From Possibility to Indefinition

Modern physics often describes unresolved states using the idea of possibility.
A system is said to be in multiple possible states until one of them becomes observable.

This language has been useful. But it may also be imprecise.

What if what we call “possibility” is not a set of alternatives waiting to be chosen, but something structurally different?
A different view

Instead of thinking in terms of possibilities, we can consider the following:

A system may already contain a coherent structure that simply cannot be resolved under current conditions.

In this view, nothing is “undecided” or “random” in the usual sense.
What exists is a mismatch between:

• what is structurally present
• and what can be made observable

We call this mismatch indefinition.

What is indefinition?

Indefinition does not mean lack of structure.

Quite the opposite.

It refers to situations where:

• a system contains a high degree of internal coherence
• but the environment cannot fully resolve that coherence into a stable, observable state

This leads to behavior that is often described as:

• superposition
• ambiguity
• probabilistic outcomes

But instead of treating these as multiple competing realities, we can interpret them as:

a single coherent structure exceeding the system’s current capacity to resolve it.

Rethinking superposition

Under this perspective, superposition is not a set of simultaneous possibilities.

It is:

a state of excess coherence relative to the available resolution capacity

When resolution becomes possible — due to interaction, environment, or scale — the system does not “choose” a state.

It simply becomes resolvable.

The role of the environment

What determines whether something can be observed?

Not just the system itself, but the conditions around it.

Resolution depends on factors such as:

• scale
• interaction
• coupling with other systems
• local structural constraints

In other words:

observability is not an intrinsic property — it is a contextual one.

From uncertainty to resolvability

This shift has an important consequence.

Instead of asking:

“Which state will the system take?”

we can ask:

“To what extent can this system be resolved under current conditions?”

This moves the focus:

• from probability → to structure
• from randomness → to compatibility
• from uncertainty → to resolvability

Why this matters

This perspective does not replace existing physics.

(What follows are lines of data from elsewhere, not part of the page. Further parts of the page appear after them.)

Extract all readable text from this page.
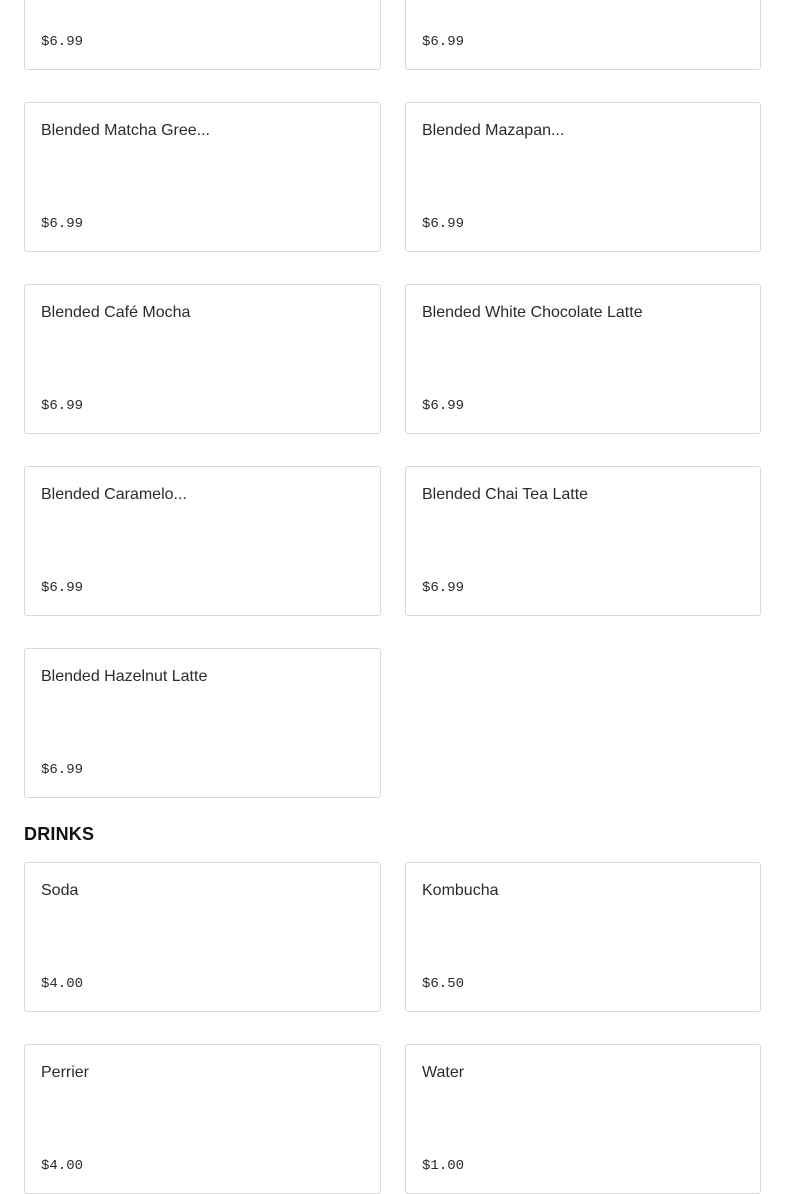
$6.99	$6.99
Blended Matcha Gree...
$6.99
Blended Mazapan...
$6.99
Blended Café Mocha
$6.99
Blended White Chocolate Latte
$6.99
Blended Caramelo...
$6.99
Blended Chai Tea Latte
$6.99
Blended Hazelnut Latte
$6.99
DRINKS
Soda
$4.00
Kombucha
$6.50
Perrier
$4.00
Water
$1.00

It reframes how we interpret its results.

By introducing indefinition as a measurable or at least operational concept, we gain:

• a more precise language for unresolved states
• a bridge between theoretical models and observable behavior
• a way to think about systems before they become measurable

It also opens the door to new kinds of tools:

systems that do not predict outcomes directly,
but detect when outcomes become possible.

A simple idea, a deep shift

At its core, the proposal is simple:

There are no multiple possibilities waiting to collapse.
There is coherence waiting to be resolved.

Indefinition is the name we give to that state.

And understanding it may help us describe not just what we observe,
but when and why observation becomes possible at all.